Number four would be sharing in the 1929 prize with Louis de Broglie, for wave-particle duality. De Broglie freely admitted Einstein’s contribution to this, but Einstein was never given credit by the Nobel Committee.

Number five would be from his 1916 paper on spontaneous emission of light from atoms. This was the first time the idea of randomness was put in quantum mechanics, and it is now a pillar of science. This paper also developed the idea of stimulated emission, which was the theoretical basis for lasers. The 1964 Nobel Prize in Physics was given for the invention of the laser. 

Number six would be the work he did with Indian physicist, Satyendra Bose in developing what became known as the Bose-Einstein Condensate. This is a state of matter at extremely low temperatures. The 2001 Nobel Prize in Physics was awarded for proving and creating a Bose-Einstein Condensate, and Bose also never received a Nobel Prize.

Number seven would be for figuring out Browning Motion. The 1926 prize in physics was given to Jean Baptiste Perrin for experimentally proving the theory which Einstein established in 1905. 

A possible eight prize could have been given for his work with quantum entanglement. The theoretical basis was set by Einstein, Boris Podolsky, and Nathan Rosen. They published a paper in 1935 titled “Can Quantum-Mechanical Description of Physical Reality be Considered Complete?”. This was the theoretical basis that led to the 2012 Nobel Prize.

A possible ninth prize could be a share of the 1933 prize which went to Erwin Schrödinger. Einstein was involved in the creation of Schrödinger’s equations and contributed enough to jointly share in the prize. 

A possible tenth prize could be his theory of gravity waves, which was finally proven true and awarded a Nobel prize in 2017. 

So far we are at ten, and these are just things which actually did win Nobel Prizes, for which Einstein played a major part in the development of the theories which made winning the prize possible for someone else, or for his theories of relativity, which were obviously overlooked and ignored by the committee.

There is an 11th thing for which he could have won a prize for which is often overlooked.
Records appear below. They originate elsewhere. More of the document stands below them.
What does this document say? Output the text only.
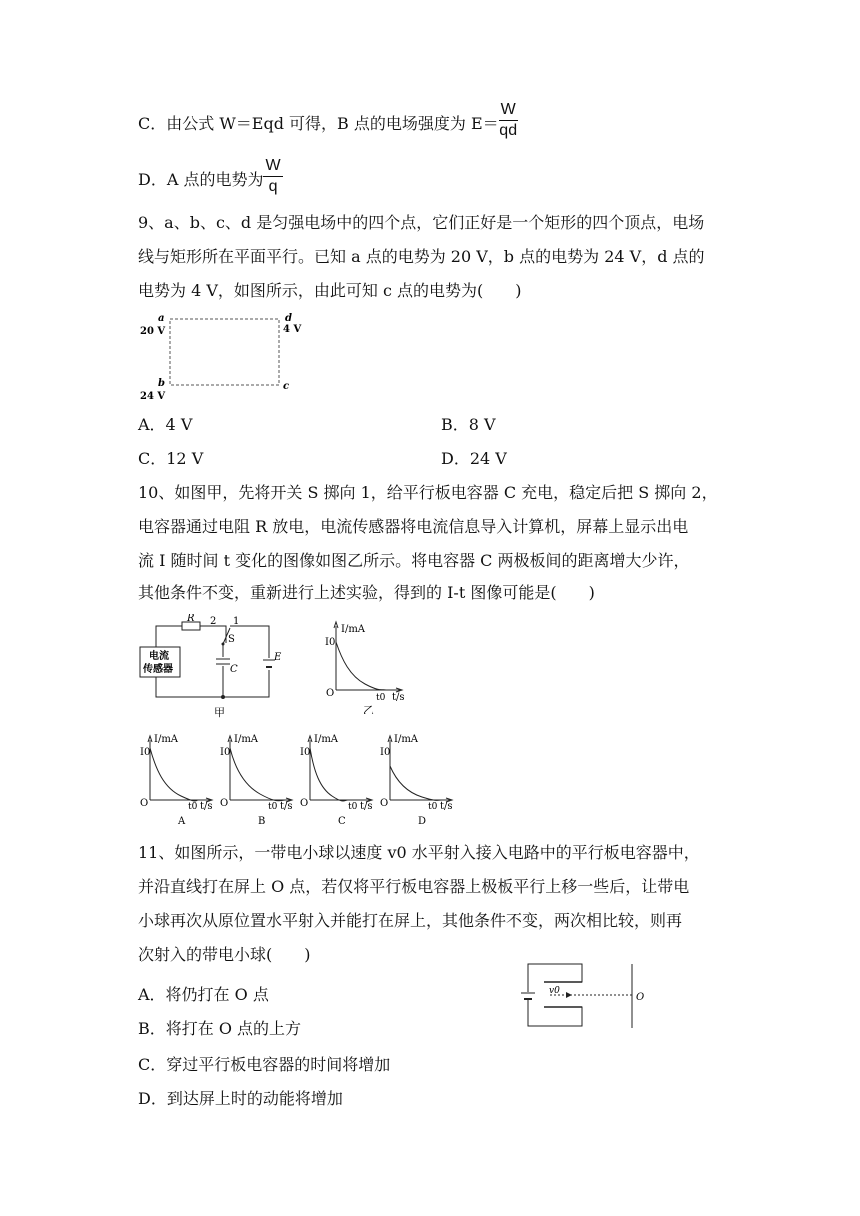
C．由公式 W＝Eqd 可得，B 点的电场强度为 $E= \frac{W}{qd}$
D．A 点的电势为 $\frac{W}{q}$
9、a、b、c、d 是匀强电场中的四个点，它们正好是一个矩形的四个顶点，电场
线与矩形所在平面平行。已知 a 点的电势为 20 V，b 点的电势为 24 V，d 点的
电势为 4 V，如图所示，由此可知 c 点的电势为(　　)
a
20 V
d
4 V
b
24 V
c
A．4 V	B．8 V
C．12 V	D．24 V
10、如图甲，先将开关 S 掷向 1，给平行板电容器 C 充电，稳定后把 S 掷向 2，
电容器通过电阻 R 放电，电流传感器将电流信息导入计算机，屏幕上显示出电
流 I 随时间 t 变化的图像如图乙所示。将电容器 C 两极板间的距离增大少许，
其他条件不变，重新进行上述实验，得到的 I-t 图像可能是(　　)
R 2 1
S
C
E
电流
传感器
甲
I/mA
I0
O	t0 t/s
乙
I/mA
I0
O	t0 t/s
A
I/mA
I0
O	t0 t/s
B
I/mA
I0
O	t0 t/s
C
I/mA
I0
O	t0 t/s
D
11、如图所示，一带电小球以速度 v0 水平射入接入电路中的平行板电容器中，
并沿直线打在屏上 O 点，若仅将平行板电容器上极板平行上移一些后，让带电
小球再次从原位置水平射入并能打在屏上，其他条件不变，两次相比较，则再
次射入的带电小球(　　)
A．将仍打在 O 点
B．将打在 O 点的上方
C．穿过平行板电容器的时间将增加
D．到达屏上时的动能将增加
v0
O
Peace. In his later years, Einstein was a big advocate for nuclear disarmament.  Given his role in the development of the atomic bomb, he felt it was his duty.

Given that Chemist Linus Pauling won a peace prize in 1962 for basically the same thing, and Einstein was far more famous and influential, it is not at all out of the question that he could have shared the 1962 Nobel Peace Prize if he had lived that long. 

So, 11 theoretical Nobel Prizes isn’t too shabby. 

It is hard to overstate the impact Einstein had on almost every area of physics in the 20th century. 

Yet, believe it or not, Einstein might not be the greatest of all time in physics. I’ll investigate that in a future episode when I dish out the theoretical Nobel prizes for one Isaac Newton.